Toxoplasma gondii infection triggers a long-term defect in the generation and function of naive CD4+ T lymphocytes

Abstract

Abstract Since Ag-stimulated naïve T cells either die as effectors or enter the activated/memory pool, continuous egress of new T lymphocytes from thymus is essential for maintenance of peripheral immune homeostasis. Unexpectedly, we found that systemic infection with the protozoan Toxoplasma gondii triggers not only a transient increase in activated CD4+ Th1 cells, but also a profound and persistent reduction in the size of the peripheral naïve CD4+ T cell pool. We further showed that the resulting perturbation in T cell homeostasis is mechanistically associated with parasite-induced thymic atrophy and more specifically with a loss in the architectural integrity of the thymic epithelium. This structural degeneration is accompanied by impaired thymic selection as evidenced by decreased CD5 expression on the few recent thymic emigrants that reach the periphery.
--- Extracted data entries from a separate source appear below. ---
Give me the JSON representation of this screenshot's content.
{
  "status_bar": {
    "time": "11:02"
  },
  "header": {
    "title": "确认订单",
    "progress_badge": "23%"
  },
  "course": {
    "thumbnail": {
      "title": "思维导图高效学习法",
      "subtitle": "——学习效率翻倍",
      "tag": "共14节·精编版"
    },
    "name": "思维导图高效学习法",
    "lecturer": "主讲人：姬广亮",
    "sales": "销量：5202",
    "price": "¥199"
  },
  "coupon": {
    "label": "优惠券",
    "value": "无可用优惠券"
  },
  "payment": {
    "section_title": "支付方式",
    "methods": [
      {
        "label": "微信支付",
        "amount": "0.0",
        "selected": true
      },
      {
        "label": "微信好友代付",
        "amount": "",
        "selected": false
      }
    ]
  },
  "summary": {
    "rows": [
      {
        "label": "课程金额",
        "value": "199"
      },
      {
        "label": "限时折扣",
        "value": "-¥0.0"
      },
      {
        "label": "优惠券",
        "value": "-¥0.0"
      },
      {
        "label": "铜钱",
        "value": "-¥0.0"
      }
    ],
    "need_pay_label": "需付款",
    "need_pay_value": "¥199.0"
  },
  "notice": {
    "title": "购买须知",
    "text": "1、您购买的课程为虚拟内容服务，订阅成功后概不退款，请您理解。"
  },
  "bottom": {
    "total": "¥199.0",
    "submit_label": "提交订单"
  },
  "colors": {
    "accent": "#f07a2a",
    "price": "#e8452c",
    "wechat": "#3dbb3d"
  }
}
The resulting quantitative and qualitative deficiency in naïve CD4+ T cells leads to an immunocompromised state that both promotes chronic toxoplasma infection and leads to decreased resistance to challenge with an unrelated pathogen. Interestingly, the changes in thymic structure and function induced by toxoplasma closely resemble those associated with the thymic involution that occurs during aging suggesting a possible influence of infection-induced alterations in the thymus on immunologic senescence. This work was supported by the Intramural Research Program of the National Institute of Allergy and Infectious diseases.